A process algebra is an
algebra for describing
processes, or more accurately,
discrete systems.
Being an algebra, it consists of a set of operations, and equivalence rules on constructions that can be built from those operations. A simple example: let's
have the following three operations:
a | b
a ; b
a*
We can build expressions with them, e.g.
(a | b)* or
b*(a ; b*)*.
Now let's interpret these expressions as follows.
-
| means 'or'
-
; means 'and then'
-
* means 'zero or more times'
So we're interpreting the operations as ways in which a bigger process can be
composed of smaller processes, and ultimately, elementary steps.
For instance, (a | b)* means:
zero or more times either a or b.
Or, if you wish, an arbitrary sequence of a and b.
With this interpretation, we probably want to consider some expressions as equivalent.
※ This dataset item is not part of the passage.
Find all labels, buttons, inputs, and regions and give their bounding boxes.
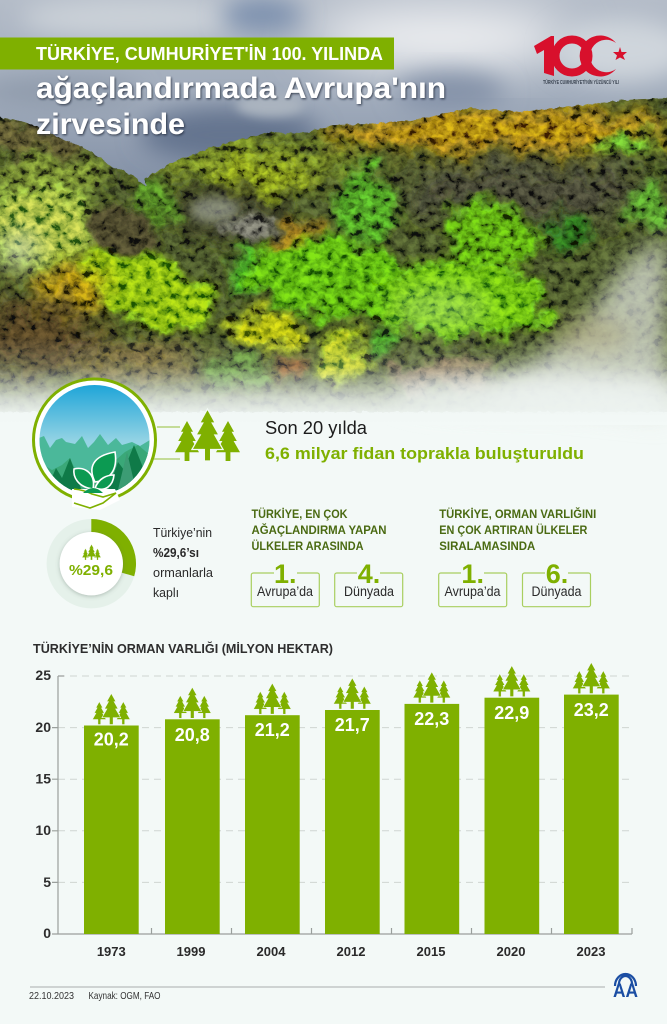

One of the equivalence rules of our algebra might be, for instance:
a ; (b | c) = (a ; b) | (a ; c)
i.e. to say that I first
anger my roommate and then either
boil an egg or
clean the table, is the same as saying that
I either
anger my roommate and then
boil an egg or
anger my roommate and then
clean the table.
Or is it?
This is where things become tricky. It is easy to state rules for when two expressions "really mean the same thing". But whether your rules are justified depends on your processes and how you look at them. For example, if we are only interested in the possible sequences of steps that a process allows, then the given equivalence rule is certainly valid. (In fact, in that case, what we're looking at is regular expressions.) But if we suppose that the expressions also indicate the moment of choice, and if the moment of choice is important, then the equivalence does not hold: in a ; (b | c) I first do a and only then choose how to
continue, while in (a ; b) | (a ; c) I make the choice before doing a.
So different ideas of what matters when describing processes lead to different equivalence rules, even for the same operations. But we can also introduce different operations: for example,
a & b "a and b both happen, in any order"
Is this equivalent to saying
(a ; b) | (b ; a)
? Well, only if we do not want to distinguish the situation in which
a and
b happen at exactly the same time.
This should give you an idea of what process algebra is, and why there are so many of them.